Mike Doyle of Houston's Doyle LLP.
Mike Doyle of Houston's Doyle LLP.

A Houston surgeon has won a $6.3 million verdict from a state court jury using documents Texas plaintiffs rarely have access to—medical peer review evidence.
Dr. Miguel Gomez is a cardiothoracic surgeon who pioneered a type of robotic-assisted open heart surgery at Memorial Hermann Hospital System that greatly reduced a patient’s recovery time. When Gomez made moves to relocate his practice to another hospital, he alleged officials at Memorial Hermann conducted a “whisper campaign” against him and manipulated data making it appear that patients were more likely to die in Gomez’s care.
Gomez sued Memorial Hermann Hospital in 2012 for defamation and business disparagement. He alleged that a medical peer review committee had determined the data hospital officials had compiled against him could not be relied on and that the defendants continued to disseminate the manipulated data, which ruined his status as one of Houston’s most sought-after surgeons.
Memorial Hermann denied the allegations and fought Gomez’s attempts to gain access to medical peer review documents related to his case all the way to the Texas Supreme Court. The Texas Occupations Code prohibits access to medical peer documents so hospitals can confidentially review a doctors’ performance to improve safety and patient care. But the law provides an exemption if a plaintiff can prove the documents are relevant to an “anti-competitive” action or a civil rights violation.

The hospital maintained the records were related to patient safety and should not be released. But in 2015, the Texas Supreme Court ruled that Gomez could have access to 330 peer review documents because they were related to an anti-competitive action.
Gomez’s attorney Mike Doyle said those document made all the difference in convincing a Harris County district court jury on March 29 to award Gomez $6.3 million in damages. The jury also determined that the hospital conspired to wreck Gomez’s medical practice and published defamatory statements intended to harm his reputation.
“They first took a shot at him by trying take away his hospital privileges through with peer review,” Doyle said. “When that didn’t work they used this distorted data to attack him  they said look at this data that shows that he’s killing people,’’ Doyle said.
But after getting a looking at the documents, the jury saw there was more to the hospital’s peer review document than patient safety, Doyle said.
“The internal documents undercut their claims that they were focused on safety rather than business,” Doyle said.
Memorial Hermann released a statement noting that it was disappointed in the jury’s verdict.

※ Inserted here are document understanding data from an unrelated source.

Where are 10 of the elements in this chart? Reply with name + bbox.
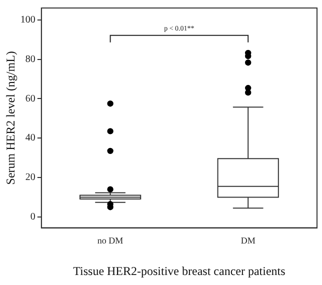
- x-tick-label: DM: [240, 236, 256, 246]
- y-tick-label: 20: [25, 172, 36, 184]
- y-tick-label: 0: [30, 212, 36, 223]
- x-tick-label: no DM: [97, 236, 124, 246]
- y-tick-label: 60: [25, 93, 36, 104]
- y-axis-title: Serum HER2 level (ng/mL): [3, 51, 18, 185]
- y-tick-label: 40: [25, 132, 36, 144]
- y-tick-label: 100: [20, 14, 36, 26]
- y-tick-label: 80: [25, 54, 36, 65]
- x-axis-title: Tissue HER2-positive breast cancer patients: [73, 264, 286, 278]
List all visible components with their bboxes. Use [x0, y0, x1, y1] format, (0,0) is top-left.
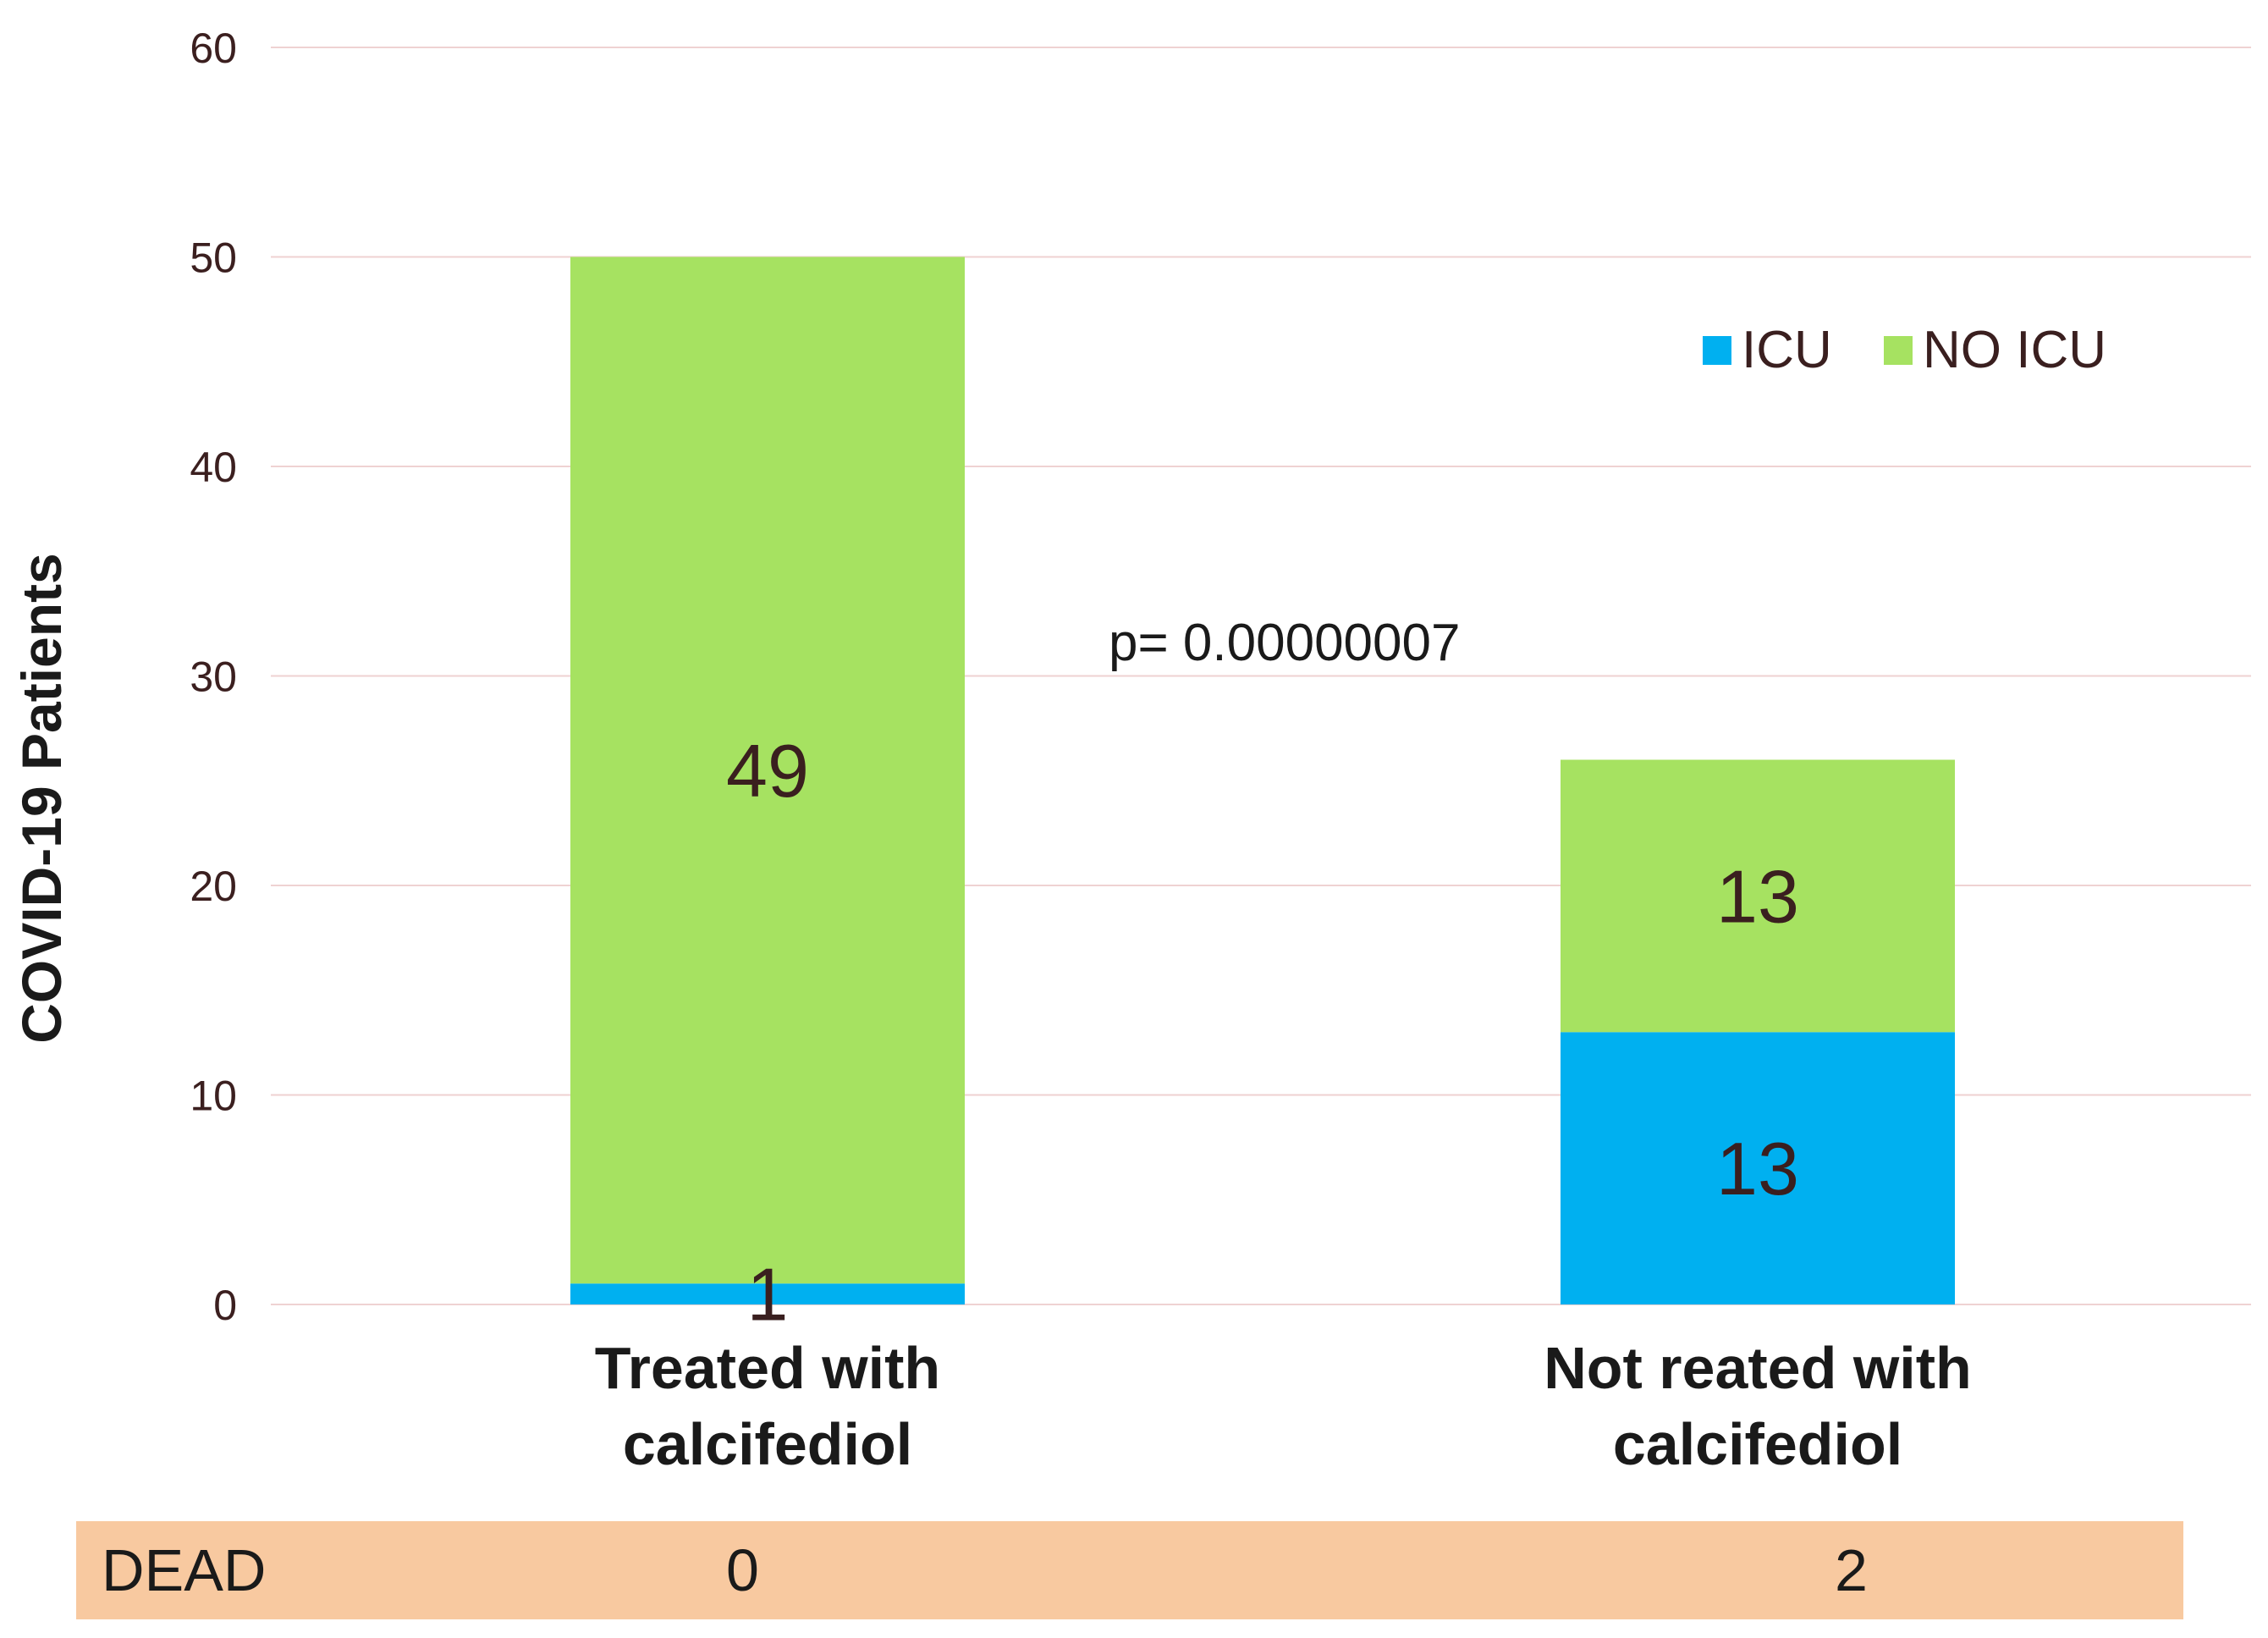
bar-no-icu-1 — [1561, 759, 1955, 1033]
y-tick-label-20: 20 — [190, 863, 237, 910]
dead-label: DEAD — [102, 1537, 267, 1603]
data-label-icu-1: 13 — [1716, 1127, 1799, 1211]
p-value-annotation: p= 0.00000007 — [1109, 614, 1460, 672]
data-label-icu-0: 1 — [747, 1253, 789, 1337]
legend-label-no-icu: NO ICU — [1923, 321, 2106, 379]
legend-label-icu: ICU — [1742, 321, 1832, 379]
y-tick-label-60: 60 — [190, 25, 237, 72]
x-axis-categories: Treated with calcifediol Not reated with ca… — [595, 1335, 1972, 1477]
bars — [570, 256, 1955, 1304]
y-axis-ticks: 0 10 20 30 40 50 60 — [190, 25, 237, 1329]
data-label-no-icu-1: 13 — [1716, 854, 1799, 938]
dead-value-treated: 0 — [726, 1537, 759, 1603]
legend-swatch-no-icu — [1884, 336, 1913, 365]
category-label-0-line-0: Treated with — [595, 1335, 940, 1401]
data-labels: 1 49 13 13 — [726, 729, 1799, 1337]
bar-no-icu-0 — [570, 256, 965, 1284]
category-label-1-line-0: Not reated with — [1544, 1335, 1972, 1401]
y-tick-label-30: 30 — [190, 654, 237, 701]
y-tick-label-0: 0 — [213, 1282, 237, 1329]
dead-row: DEAD 0 2 — [76, 1521, 2183, 1619]
category-label-1-line-1: calcifediol — [1613, 1411, 1902, 1477]
y-tick-label-50: 50 — [190, 234, 237, 282]
bar-icu-0 — [570, 1283, 965, 1304]
bar-icu-1 — [1561, 1032, 1955, 1304]
dead-value-not-treated: 2 — [1835, 1537, 1868, 1603]
y-tick-label-10: 10 — [190, 1073, 237, 1120]
category-label-0-line-1: calcifediol — [623, 1411, 912, 1477]
legend: ICU NO ICU — [1703, 321, 2106, 379]
y-tick-label-40: 40 — [190, 444, 237, 491]
legend-swatch-icu — [1703, 336, 1731, 365]
y-axis-label: COVID-19 Patients — [10, 553, 73, 1044]
data-label-no-icu-0: 49 — [726, 729, 809, 813]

“At trial, Dr. Gomez questioned the system’s quality review process, expressing concerns that he was unfairly targeted because his mortality data was misleading and made him look bad,” according to the statement. “However, our focus on quality data has never been about singling out one specific physician or physicians; rather we rely on that data to form the basis for our process, the same process widely accepted and utilized nationwide, to evaluate and improve the quality of care provided by our physicians and hospitals.”